HELD: The obligation on the part of the husband to support his wife is created merely in the act of
marriage. The law provides that the husband, who is obliged to support the wife, may fulfill the obligation
either by paying her a fixed pension or by maintaining her in his own home at his option. However, this option
given by law is not absolute. The law will not permit the husband to evade or terminate his obligation to
support his wife if the wife is driven away from the conjugal home because of his wrongful acts. In the case at
bar, the wife was forced to leave the conjugal abode because of the lewd designs and physical assault of the
husband, she can therefore claim support from the husband for separate maintenance even outside the
conjugal home.
GOITIA V. CAMPOS RUEDA
F: This is an action for support by G (wife) against R (husband). After 1 mo. of marriage, R repeatedly
demanded from G to perform "unchaste and lascivious acts on R's genitals." Bec. of G's refusal, R maltreated G
by word and deed, inflicting bodily injuries on G. To escape R's lewd designs and avoid further harm, G left the
conjugal home and took refuge in her parent's house. G filed an action for support w/ the trial court. this was
dismissed on the ground that R could not be compelled to give support if G lived outside of the conjugal home,
unless there was legal sep. G appealed.
HELD: Marriage is something more than a mere contract. It is a new relation, the rights, duties, and obligations
of w/c rest not upon the agreement of the parties but upon the general law w/c defines and prescribes those
rights, duties, and obligations. Marriage is an institution, in the maintenance of w/c in its purity the public is
deeply interested. It is a relation for life and the parties cannot terminate it at any shorter period by virtue of
any contract they may make. The reciprocal rights arising from this relation, so long as it continues, are such
as the law determines from time to time and none other. When the legal existence of the parties is merged into
one by marriage, the new relation is regulated and controlled by the state or govt upon principles of public
policy for the benefit of society as well as the parties. And when the object of a marriage is defeated by
rendering its continuance intolerable to one of the parties and productive of no possible good to the
community, relief in some way should be obtainable.

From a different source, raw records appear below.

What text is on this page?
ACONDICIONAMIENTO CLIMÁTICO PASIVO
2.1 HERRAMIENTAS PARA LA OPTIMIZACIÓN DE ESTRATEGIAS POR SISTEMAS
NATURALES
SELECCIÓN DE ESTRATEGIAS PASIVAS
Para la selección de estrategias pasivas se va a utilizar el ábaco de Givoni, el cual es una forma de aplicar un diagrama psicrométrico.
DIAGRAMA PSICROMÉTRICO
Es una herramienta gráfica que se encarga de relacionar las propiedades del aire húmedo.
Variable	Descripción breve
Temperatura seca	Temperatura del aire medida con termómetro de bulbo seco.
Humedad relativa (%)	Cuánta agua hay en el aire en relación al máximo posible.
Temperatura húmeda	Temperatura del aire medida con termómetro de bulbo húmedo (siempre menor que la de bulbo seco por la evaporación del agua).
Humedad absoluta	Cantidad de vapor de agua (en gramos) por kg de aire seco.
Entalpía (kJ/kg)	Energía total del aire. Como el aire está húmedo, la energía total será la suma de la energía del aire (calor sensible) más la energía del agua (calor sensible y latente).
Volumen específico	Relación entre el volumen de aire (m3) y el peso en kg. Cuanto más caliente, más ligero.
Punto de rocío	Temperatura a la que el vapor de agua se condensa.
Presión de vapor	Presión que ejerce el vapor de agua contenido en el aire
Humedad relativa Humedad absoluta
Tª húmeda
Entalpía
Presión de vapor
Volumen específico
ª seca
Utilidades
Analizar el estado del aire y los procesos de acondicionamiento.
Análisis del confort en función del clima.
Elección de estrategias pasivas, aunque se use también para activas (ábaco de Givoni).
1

The law provides that the H, who is obliged to support the wife, may fulfill this obligation either by paying her a
fixed pension or by maintaining her in his own home at his option. However, the option given by law is not
absolute. The law will not permit the H to evade or terminate his obligation to support his wife if the wife is
driven away from the conjugal home bec. of the H's own wrongful acts. In this case, where the wife was forced
to leave the conjugal abode bec. of the lewd designs and physical assaults of the H, the W may claim support
from the H for separate maintenance even outside of the conjugal home.